GernLog

Monday, May 19, 2003

I watched the film Without Limits tonight, about ill-fated runner Steve Prefontaine, unaware that he was from around here, or indeed much of anything about him, except that he died young in a car wreck. I was surprised at how young he died, actually.

The film was strong, I thought, though slight. I almost felt like it was a Cliff's Notes version of a much longer movie, which, I suppose, is a lot like "Pre"'s actual life.

The screenwriter and director, the highly regarded Robert Towne, frames the film around Prefontaine's belief that talent had nothing to do with his achievements, that it all came down to determination. He comes to question this belief later in life, but he's really cut short before he has to really face up to it. Thinking about it, I have to say I've always approached life from the opposite direction: Talent is damned near everything. If you don't have the capacity for it, you're wasting your time. (As Groucho said, "Try, try again. Then give up. No use being a damned fool about it.") This is, though, a fabulous cop-out, and I know it. When it comes down to it, as with much in life, the truth is somewhere in the middle.
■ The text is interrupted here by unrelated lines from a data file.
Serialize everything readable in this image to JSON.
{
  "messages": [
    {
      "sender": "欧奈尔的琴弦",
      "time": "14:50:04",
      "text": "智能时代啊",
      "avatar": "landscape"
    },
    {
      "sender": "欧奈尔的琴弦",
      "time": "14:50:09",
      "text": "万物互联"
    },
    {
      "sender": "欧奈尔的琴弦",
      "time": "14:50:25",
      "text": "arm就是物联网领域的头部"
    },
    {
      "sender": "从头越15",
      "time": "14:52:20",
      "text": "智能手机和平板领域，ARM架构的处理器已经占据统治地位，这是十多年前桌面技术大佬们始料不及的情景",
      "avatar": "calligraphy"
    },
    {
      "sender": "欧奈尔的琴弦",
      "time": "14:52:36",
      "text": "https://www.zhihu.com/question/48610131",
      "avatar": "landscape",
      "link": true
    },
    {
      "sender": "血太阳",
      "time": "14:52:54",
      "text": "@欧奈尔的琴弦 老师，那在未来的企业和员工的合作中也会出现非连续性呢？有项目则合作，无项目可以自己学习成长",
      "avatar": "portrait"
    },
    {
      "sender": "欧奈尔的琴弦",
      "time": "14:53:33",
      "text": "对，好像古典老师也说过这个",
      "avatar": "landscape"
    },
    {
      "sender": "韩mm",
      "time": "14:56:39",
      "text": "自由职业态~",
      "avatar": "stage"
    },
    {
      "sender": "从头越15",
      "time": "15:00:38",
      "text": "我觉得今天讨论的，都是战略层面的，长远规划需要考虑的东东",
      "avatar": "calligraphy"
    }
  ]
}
Lately, I've had to face the hard truth that I lack the kind of drive that inhabits a lot of people, by which I mean that I often resist doing something I have to until I'm pushed. It's a question of discipline, I suppose, as well as the misguided belief that I work best under pressure. Given a deadline, I will write the hell out of something, though I will push it as long as I think I can get away with. Lacking those sorts of deadlines or pressures, though, I have been slow to achieve as much as I feel I should have.
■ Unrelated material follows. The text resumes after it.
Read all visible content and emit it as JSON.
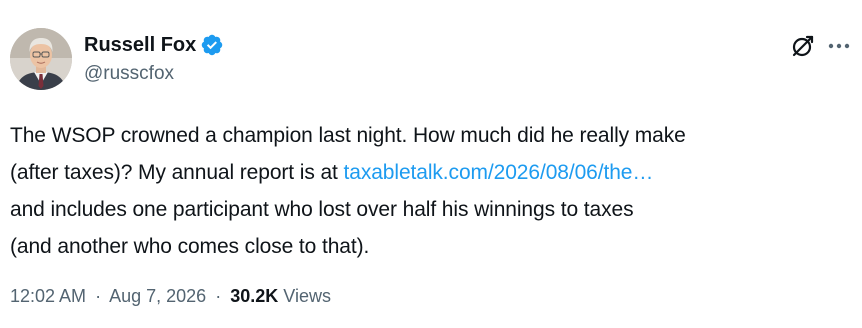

But much like Pre, the key is finding that direction, and I'm still struggling with which way I should be headed. (Prefontaine languished in other sports before he discovered running.) I fear that I may never find that direction, floating around from one half-hearted enterprise to the next for the rest of my life, like the Tom Hulce character in Parenthood, until I wind up on the wrong side of some demented mobster. However, I can take some comfort in the fact that I am not alone in this regard among people my age. This search for purpose is what the 20s are about, or so I am told, and given my experience I am inclined to believe it.

Not that it makes it any easier. I regularly feel like a sham, a failure and a fool. I know that if I could just discover the appropriate venue, I would have so much energy to put into it that I could achieve more than I can imagine. The problem is, I consistently wait for someone else to show me that direction, and that often leads to disaster. In one recent example, I got so caught up in what I thought I was supposed to be doing given my role models' actions that I completely lost sight of what I actually wanted. I behaved like an ass more than once because I wasn't where I felt I should be, in spite of the fact that, on further examination, it wasn't where I wanted to end up anyway. There was no There there.

Right now, I have just run out of ideas, and the miserable economy isn't helping matters in terms of presenting options. Another hurdle to overcome, I suppose. As they say, if it was easy, it wouldn't be worth doing. Of course, the ones who relish pointing that out aren't going through it themselves, the pricks.